235 créanciers
À date, on évoque un niveau de dettes de l’ordre de 140 millions d’euros pour la société Gaussin, placée en liquidation judiciaire (lire notre article) ; 235 créanciers se sont manifestés. Le Trois avait dévoilé un niveau de dette exorbitant, il y a quelques semaines (notre article). Le passif, une fois la liquidation faite, « ne sera pas inférieur à 100 000 euros », note le jugement du tribunal de commerce de Vesoul (Haute-Saône), rendu ce vendredi 29 novembre, en fin de matinée. « Les créanciers chirographaires n’ont aucune chance de venir en rang utile et les créanciers privilégiés partiellement, après règlement des AGS ».
D’ajouter : « Les prix proposés (des offres de reprise, NDLR), sont indécents au regard du passif et outre, la casse sociale, de nombreuses entreprises locales et établissements financiers en subiront directement les conséquences. » Aucune activité n’est plus possible, compte tenu, rappelle également le tribunal, d’une trésorerie exsangue. Le procureur de la République et le tribunal ont regretté qu’aucun industriel « totalement tiers s’intéresse à ce fleuron français ». C’est une perte forte pour l’industrie française.
Le procureur fustige les offres de reprise
« La situation financière et passive actuelle de la SA Gaussin résulte de la gestion de M. Christophe Gaussin et il n’est pas envisageable de permettre à ce dernier d’être de près ou de loi dans cette nouvelle entité », a requis le procureur de la République de Vesoul, lors de l’audience, peut-on lire dans le jugement. Pour que l’offre de reprise dans laquelle Christophe Gaussin – qui n’était que directeur général de la société depuis le mois de juin (lire notre article) – était impliquée soit acceptée, le procureur devait accorder une dérogation.
Il regrette également que la société Corail SM, auteure de l’autre offre, n’a cessé « de parasiter le fonctionnement de la SA Gaussin ». En début d’année, le fonds américain à l’origine de Corail SM (Coral Reef, en lien avec Sandton capital partners) discutait avec la société Gaussin pour entrer à son capital.
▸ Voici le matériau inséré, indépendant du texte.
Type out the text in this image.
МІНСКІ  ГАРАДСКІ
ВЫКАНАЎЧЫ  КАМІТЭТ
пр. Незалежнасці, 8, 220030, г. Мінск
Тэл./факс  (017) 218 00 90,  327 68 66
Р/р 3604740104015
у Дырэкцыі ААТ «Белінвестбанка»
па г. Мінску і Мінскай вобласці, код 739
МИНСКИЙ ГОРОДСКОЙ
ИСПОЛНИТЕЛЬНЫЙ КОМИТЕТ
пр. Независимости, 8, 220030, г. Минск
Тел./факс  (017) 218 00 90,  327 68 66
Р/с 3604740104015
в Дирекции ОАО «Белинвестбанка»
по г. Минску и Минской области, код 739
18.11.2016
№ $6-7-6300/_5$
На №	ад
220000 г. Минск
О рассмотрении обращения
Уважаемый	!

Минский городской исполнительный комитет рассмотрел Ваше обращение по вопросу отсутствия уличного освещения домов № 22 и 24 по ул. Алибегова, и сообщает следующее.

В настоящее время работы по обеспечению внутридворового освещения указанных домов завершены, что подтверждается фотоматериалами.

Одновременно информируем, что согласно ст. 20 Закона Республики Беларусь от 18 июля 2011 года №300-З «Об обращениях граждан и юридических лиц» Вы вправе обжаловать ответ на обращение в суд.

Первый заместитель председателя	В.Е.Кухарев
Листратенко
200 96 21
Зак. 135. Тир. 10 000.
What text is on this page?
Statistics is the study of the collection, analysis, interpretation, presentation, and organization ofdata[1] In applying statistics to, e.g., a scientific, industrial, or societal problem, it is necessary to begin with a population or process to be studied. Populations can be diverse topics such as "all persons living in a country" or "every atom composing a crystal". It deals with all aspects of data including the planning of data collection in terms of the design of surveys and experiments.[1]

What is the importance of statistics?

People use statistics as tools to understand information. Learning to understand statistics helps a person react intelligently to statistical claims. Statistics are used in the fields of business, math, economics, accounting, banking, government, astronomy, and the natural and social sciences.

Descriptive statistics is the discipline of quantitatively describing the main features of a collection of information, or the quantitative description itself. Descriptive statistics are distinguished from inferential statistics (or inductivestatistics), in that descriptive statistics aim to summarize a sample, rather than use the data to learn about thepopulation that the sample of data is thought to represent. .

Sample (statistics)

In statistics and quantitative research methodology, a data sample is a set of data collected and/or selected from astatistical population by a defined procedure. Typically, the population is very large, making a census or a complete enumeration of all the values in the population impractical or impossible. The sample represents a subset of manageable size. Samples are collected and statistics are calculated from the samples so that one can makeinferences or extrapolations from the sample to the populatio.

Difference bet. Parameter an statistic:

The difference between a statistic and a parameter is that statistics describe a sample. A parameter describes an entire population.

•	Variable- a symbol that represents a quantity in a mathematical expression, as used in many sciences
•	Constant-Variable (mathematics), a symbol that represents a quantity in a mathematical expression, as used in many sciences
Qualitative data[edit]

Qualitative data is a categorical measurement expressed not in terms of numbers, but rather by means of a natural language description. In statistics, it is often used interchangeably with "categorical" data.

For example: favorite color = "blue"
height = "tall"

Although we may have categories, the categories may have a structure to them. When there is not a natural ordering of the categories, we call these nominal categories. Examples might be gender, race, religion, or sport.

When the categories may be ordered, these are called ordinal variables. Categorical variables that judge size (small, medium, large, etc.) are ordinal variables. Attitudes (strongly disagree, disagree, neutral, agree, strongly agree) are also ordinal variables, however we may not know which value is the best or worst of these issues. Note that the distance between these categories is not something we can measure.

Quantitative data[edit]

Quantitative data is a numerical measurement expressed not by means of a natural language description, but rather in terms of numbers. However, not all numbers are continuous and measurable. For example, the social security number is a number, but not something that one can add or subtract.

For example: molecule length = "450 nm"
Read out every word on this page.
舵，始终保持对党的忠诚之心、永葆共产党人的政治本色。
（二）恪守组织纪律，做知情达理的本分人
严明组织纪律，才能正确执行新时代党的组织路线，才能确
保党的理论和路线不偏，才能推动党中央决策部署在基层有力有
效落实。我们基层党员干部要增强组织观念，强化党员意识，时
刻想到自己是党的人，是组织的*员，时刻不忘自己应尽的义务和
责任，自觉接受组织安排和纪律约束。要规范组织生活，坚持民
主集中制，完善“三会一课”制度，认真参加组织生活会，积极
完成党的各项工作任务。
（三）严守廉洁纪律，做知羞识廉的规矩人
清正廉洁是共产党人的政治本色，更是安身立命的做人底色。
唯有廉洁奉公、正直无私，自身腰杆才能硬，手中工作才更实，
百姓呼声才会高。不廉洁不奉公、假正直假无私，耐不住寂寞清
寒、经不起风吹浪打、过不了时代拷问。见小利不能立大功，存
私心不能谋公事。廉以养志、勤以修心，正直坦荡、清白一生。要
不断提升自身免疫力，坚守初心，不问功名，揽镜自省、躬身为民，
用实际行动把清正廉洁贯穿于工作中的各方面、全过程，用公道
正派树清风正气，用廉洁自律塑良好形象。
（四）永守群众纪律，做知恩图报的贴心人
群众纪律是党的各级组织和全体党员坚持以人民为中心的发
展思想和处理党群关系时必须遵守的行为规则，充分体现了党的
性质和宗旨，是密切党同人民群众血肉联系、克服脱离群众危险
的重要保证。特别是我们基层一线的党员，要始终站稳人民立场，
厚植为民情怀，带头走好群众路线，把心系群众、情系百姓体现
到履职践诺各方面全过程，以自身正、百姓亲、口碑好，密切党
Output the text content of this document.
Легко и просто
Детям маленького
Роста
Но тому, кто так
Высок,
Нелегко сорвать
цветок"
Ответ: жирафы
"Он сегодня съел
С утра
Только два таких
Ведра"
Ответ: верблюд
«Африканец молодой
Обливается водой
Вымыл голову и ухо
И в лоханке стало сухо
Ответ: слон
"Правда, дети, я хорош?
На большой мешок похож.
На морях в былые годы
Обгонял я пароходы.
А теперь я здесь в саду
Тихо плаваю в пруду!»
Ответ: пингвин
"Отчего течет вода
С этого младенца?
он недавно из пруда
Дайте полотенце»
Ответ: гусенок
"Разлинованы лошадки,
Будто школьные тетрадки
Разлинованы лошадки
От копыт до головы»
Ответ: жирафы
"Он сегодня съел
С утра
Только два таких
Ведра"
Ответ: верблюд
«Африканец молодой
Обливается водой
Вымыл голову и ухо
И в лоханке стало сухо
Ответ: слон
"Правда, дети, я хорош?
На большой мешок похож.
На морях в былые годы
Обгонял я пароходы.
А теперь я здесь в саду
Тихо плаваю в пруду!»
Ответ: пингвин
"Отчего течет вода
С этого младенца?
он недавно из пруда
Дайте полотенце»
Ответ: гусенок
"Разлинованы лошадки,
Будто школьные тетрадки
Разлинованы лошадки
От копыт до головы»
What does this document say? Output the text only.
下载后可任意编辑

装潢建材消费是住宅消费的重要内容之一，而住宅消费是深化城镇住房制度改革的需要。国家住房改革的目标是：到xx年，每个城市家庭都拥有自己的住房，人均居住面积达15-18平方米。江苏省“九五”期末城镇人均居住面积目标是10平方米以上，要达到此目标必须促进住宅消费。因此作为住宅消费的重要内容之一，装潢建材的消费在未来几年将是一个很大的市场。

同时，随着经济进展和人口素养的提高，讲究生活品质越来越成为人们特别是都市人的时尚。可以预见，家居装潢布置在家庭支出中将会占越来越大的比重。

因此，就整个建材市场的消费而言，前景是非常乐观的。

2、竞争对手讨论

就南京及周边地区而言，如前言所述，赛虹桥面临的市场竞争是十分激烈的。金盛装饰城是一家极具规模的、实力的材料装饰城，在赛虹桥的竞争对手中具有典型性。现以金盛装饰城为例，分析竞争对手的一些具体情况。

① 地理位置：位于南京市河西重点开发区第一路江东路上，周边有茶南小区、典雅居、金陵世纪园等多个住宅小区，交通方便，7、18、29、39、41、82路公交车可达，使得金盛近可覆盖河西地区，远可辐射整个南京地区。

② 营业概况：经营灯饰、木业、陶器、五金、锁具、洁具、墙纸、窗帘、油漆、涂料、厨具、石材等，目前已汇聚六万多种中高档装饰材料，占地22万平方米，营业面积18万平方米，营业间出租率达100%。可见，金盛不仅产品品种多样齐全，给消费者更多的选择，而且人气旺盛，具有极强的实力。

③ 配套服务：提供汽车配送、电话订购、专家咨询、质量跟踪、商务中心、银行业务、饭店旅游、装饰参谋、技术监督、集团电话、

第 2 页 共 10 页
Les discussions étaient particulièrement avancées et Steve Filipov, aujourd’hui à la tête de la seconde offre, avait intégré Gaussin ; finalement, les Américains se sont retirés. Une crise de gouvernance s’en est suivie chez Gaussin (lire notre enquête) et ils ont racheté Metalliance, vendue par Gaussin (tous nos articles sur l’entreprise, ici) au cœur de l’été, qui cherchait alors des liquidités. « Même dans le monde des affaires, certaines limites n’ont pas à être franchies », critique le procureur de la République. Il a estimé que « le prix de cession est très nettement insuffisant ». D’ajouter : « La proposition est indécente vis-à-vis du personnel et quid d’un tel passif ? » questionne-t-il. « Les comportements de part et d’autre ont été inadmissibles », a noté également le procureur, qui a donc requis de rejeter les deux offres ; le tribunal l’a suivi.
Le tribunal tout aussi vindicatif
Le tribunal estime aussi que l’offre (300 000 euros) portée par Steve Filipov est insuffisante, alors que le passif va « affecter » le tissu économique local et « fragiliser » de nombreuses entreprises. Du point de vue social, la reprise d’une vingtaine de salariés (sur une soixantaine d’emplois) est jugée insuffisante par les juges. Et elle ne conservait que « la matière grise » de Gaussin, abandonnant ainsi l’activité industrielle d’Héricourt. Si Steve Filipov déclare qu’il était prêt à garder cette activité dans la région, la fourniture d’un document de sa société Corail-Mobilité, qui comprend Metalliance, indiquant un domicile en Gironde, n’a pas rassuré le tribunal sur le maintien en Franche-Comté.
Les procédures judiciaires ont été nombreuses depuis le début de l’année entre les deux potentiels repreneurs indique également le tribunal, outré. « Cette guerre « fratricide », déplorable, en l’absence de toutes étique (sic) et moralité, a eu pour conséquence l’ouverture de procédures collectives devant les juridictions de Chalon-sur-Saône, Dijon et Vesoul, la création de passifs pantagruéliques et une situation pour le personnel extrêmement difficile à vivre », tance le tribunal, qui n’épargne pas non plus Christophe Gaussin. « Force est de constater que monsieur Christophe Gaussin est le principal acteur de ce gâchis », dénonce aussi le tribunal, qui replace aussi les nombreux problèmes de gouvernance « qui ont jalonné l’ensemble des sociétés de ce groupe ».